Some Practice using the Hypothetical 10,000

The global coronavirus pandemic illustrates the need for accurate testing of COVID-19, as its extreme infectivity poses a significant public health threat. Due to the time-sensitive nature of the situation, the FDA enacted emergency authorization of a number of serological tests for COVID-19 in 2020. Full details of these tests may be found on its website here.

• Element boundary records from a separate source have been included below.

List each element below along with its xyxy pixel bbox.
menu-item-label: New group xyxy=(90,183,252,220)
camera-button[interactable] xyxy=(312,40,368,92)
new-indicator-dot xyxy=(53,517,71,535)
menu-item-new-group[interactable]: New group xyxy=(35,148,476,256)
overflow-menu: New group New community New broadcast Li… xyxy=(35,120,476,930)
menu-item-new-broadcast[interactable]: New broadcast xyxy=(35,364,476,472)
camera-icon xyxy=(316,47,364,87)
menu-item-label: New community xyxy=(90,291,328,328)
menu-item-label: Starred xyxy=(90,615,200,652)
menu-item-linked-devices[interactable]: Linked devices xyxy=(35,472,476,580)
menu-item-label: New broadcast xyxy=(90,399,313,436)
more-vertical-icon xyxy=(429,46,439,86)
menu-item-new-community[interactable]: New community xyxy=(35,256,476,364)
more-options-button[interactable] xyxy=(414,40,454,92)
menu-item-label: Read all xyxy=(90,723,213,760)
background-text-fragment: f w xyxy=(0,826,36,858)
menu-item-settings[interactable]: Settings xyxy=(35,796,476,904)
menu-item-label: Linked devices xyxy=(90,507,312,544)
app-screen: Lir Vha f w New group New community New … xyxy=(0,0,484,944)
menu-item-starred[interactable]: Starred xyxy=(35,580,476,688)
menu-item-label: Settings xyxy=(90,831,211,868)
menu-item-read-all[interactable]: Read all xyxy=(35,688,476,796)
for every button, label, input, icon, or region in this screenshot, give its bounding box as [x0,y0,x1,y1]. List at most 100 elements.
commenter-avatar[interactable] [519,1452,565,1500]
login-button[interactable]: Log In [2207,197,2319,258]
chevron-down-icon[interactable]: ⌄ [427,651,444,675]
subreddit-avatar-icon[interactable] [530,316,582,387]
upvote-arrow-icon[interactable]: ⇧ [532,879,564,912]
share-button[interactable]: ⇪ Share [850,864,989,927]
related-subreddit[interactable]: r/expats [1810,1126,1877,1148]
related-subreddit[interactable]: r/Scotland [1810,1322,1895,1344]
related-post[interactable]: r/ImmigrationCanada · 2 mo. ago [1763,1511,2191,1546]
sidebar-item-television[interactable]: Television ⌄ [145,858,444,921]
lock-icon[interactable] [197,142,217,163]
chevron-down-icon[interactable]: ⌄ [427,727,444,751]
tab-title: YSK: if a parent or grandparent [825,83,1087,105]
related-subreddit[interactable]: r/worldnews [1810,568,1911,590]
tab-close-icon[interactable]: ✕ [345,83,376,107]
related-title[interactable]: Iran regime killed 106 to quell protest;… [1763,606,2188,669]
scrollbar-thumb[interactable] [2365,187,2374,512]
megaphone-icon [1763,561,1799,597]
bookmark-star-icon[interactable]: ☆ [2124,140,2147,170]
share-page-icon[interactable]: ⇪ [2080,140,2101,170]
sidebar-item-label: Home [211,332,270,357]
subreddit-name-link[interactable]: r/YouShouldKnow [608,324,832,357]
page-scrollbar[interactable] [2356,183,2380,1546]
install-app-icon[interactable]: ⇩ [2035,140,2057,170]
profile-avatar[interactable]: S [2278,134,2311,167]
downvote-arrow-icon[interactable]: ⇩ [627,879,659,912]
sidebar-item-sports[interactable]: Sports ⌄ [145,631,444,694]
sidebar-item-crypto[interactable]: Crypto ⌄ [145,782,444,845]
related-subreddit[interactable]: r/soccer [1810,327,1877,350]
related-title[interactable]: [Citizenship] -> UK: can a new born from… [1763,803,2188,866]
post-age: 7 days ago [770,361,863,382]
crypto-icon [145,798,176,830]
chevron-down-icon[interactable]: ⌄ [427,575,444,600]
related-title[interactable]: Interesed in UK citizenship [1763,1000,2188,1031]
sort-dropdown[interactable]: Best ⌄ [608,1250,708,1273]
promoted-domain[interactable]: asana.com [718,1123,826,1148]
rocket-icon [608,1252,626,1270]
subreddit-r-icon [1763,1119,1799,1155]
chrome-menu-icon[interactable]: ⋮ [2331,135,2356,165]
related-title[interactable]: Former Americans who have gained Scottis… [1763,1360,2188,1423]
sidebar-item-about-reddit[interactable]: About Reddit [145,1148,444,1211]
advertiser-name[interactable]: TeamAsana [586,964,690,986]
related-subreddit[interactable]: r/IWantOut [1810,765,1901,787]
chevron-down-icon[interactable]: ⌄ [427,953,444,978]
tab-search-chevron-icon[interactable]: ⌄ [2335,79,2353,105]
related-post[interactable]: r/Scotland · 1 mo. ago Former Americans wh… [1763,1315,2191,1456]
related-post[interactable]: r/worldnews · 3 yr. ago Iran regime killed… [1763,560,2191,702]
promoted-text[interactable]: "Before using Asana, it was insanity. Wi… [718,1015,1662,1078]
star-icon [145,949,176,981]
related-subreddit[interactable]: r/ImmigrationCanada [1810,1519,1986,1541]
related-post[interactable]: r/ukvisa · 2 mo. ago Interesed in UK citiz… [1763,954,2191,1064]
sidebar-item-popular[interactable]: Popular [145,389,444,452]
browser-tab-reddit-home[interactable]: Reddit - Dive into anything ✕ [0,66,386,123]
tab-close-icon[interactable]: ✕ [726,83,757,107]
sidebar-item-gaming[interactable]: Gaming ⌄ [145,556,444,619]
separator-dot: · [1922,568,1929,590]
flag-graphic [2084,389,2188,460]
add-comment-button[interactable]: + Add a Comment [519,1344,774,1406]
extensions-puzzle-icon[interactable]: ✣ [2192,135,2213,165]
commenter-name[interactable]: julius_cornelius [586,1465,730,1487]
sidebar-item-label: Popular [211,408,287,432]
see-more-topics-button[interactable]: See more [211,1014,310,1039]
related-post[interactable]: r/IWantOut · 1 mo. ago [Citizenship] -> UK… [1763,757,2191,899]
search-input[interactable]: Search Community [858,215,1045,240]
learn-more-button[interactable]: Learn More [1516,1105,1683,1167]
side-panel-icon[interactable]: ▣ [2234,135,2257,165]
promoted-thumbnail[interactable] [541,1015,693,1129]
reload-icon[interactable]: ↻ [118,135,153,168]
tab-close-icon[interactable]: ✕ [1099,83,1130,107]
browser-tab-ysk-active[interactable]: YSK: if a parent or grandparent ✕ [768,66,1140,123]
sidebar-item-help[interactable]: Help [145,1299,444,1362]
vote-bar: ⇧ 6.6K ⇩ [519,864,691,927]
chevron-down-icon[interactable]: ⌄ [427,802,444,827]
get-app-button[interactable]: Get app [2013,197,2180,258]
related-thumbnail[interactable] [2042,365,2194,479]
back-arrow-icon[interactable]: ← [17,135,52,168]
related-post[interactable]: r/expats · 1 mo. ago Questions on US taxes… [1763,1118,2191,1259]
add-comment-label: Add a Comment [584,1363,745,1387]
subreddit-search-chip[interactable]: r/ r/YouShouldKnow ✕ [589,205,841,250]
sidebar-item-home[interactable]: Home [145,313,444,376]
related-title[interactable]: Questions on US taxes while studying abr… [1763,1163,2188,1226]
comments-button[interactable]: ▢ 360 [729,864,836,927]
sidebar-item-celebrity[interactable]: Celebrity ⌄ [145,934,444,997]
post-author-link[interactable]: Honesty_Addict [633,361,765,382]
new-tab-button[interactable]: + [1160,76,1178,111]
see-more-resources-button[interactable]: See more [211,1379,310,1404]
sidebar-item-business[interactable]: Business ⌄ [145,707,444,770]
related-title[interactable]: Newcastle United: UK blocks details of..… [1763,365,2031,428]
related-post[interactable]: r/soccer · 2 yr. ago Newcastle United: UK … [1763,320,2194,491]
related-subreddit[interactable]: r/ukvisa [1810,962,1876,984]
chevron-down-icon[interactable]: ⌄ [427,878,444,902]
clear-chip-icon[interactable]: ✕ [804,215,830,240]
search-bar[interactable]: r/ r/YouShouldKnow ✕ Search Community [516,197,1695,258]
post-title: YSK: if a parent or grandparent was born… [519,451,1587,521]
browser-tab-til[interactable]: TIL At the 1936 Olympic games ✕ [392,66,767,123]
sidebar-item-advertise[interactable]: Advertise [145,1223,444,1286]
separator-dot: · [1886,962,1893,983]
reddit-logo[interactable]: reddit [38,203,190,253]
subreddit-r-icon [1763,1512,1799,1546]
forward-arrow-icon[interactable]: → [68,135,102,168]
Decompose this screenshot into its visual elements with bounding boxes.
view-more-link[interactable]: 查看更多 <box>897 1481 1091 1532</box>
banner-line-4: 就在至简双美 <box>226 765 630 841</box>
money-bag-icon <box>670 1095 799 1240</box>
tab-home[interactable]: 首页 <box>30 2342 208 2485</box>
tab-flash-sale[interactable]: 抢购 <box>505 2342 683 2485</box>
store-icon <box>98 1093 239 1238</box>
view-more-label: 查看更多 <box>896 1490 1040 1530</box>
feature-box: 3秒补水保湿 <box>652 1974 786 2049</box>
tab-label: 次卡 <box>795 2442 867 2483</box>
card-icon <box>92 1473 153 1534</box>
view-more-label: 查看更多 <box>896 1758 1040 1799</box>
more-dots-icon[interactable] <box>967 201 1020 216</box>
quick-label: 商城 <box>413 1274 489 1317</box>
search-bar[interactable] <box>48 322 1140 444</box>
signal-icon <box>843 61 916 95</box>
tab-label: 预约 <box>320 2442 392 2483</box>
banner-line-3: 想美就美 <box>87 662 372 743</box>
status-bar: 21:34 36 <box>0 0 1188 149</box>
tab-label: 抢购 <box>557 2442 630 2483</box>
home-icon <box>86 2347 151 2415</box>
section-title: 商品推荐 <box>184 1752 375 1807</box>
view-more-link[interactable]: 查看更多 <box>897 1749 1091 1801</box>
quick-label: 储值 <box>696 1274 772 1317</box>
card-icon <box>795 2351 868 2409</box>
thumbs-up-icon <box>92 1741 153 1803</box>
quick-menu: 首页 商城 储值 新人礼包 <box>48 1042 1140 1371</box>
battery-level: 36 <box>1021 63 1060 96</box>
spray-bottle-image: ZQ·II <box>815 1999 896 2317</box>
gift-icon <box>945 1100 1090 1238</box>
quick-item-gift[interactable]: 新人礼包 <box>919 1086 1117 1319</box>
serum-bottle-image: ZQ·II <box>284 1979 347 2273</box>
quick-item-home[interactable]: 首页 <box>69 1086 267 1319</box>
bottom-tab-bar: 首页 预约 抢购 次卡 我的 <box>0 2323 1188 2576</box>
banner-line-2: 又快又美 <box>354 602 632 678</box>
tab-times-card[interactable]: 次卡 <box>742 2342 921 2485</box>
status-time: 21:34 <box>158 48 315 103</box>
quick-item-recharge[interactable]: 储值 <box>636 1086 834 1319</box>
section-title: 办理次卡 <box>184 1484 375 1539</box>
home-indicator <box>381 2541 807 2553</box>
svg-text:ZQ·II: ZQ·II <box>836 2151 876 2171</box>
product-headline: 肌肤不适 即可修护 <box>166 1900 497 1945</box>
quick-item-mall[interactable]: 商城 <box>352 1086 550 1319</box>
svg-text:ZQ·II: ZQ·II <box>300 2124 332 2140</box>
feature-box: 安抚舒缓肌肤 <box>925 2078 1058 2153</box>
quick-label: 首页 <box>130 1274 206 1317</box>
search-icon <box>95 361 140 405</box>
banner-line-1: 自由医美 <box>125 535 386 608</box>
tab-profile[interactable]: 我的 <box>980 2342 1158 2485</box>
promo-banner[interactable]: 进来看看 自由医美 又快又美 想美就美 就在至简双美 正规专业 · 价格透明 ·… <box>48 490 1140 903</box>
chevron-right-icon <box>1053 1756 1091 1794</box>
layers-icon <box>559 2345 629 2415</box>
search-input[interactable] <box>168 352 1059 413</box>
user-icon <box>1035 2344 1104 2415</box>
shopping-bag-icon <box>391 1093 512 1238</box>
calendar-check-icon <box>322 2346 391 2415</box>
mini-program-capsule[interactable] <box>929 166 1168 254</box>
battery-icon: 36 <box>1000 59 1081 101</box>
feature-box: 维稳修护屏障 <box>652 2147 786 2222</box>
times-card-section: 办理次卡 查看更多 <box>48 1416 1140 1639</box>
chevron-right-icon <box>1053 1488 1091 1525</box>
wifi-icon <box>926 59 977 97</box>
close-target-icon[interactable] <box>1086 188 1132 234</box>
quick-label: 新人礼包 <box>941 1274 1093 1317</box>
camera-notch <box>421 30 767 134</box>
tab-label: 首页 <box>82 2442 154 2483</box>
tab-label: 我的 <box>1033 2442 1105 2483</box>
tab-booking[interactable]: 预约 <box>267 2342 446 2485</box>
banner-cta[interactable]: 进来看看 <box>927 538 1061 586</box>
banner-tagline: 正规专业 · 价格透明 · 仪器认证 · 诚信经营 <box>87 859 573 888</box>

We will define the following events:

Pos: The event the Alinity test returns positive.
Neg: The event the Alinity test returns negative.
Covid: The event a person has COVID
No Covid: The event a person does not have COVID

The Abbott Alinity test has an estimated sensitivity of 100%, P(Pos | Covid) = 1, and specificity of 99%, P(Neg | No Covid) = 0.99.

Suppose the prevalence of COVID-19 in the general population is about 2%, P(Covid) = 0.02.

Bayes Theorem and the Hypothetical 10,000.

Part A: Use the Hypothetical 10,000 to calculate the probability a person has COVID given they get a positive test result, i.e. P(Covid | Pos).

	Covid	No Covid	Total
Pos	200	98	298
Neg	0	9702	9702
Total	200	9800	10000

Part B: Use Bayes’ Theorem to calculate P(Covid|Pos).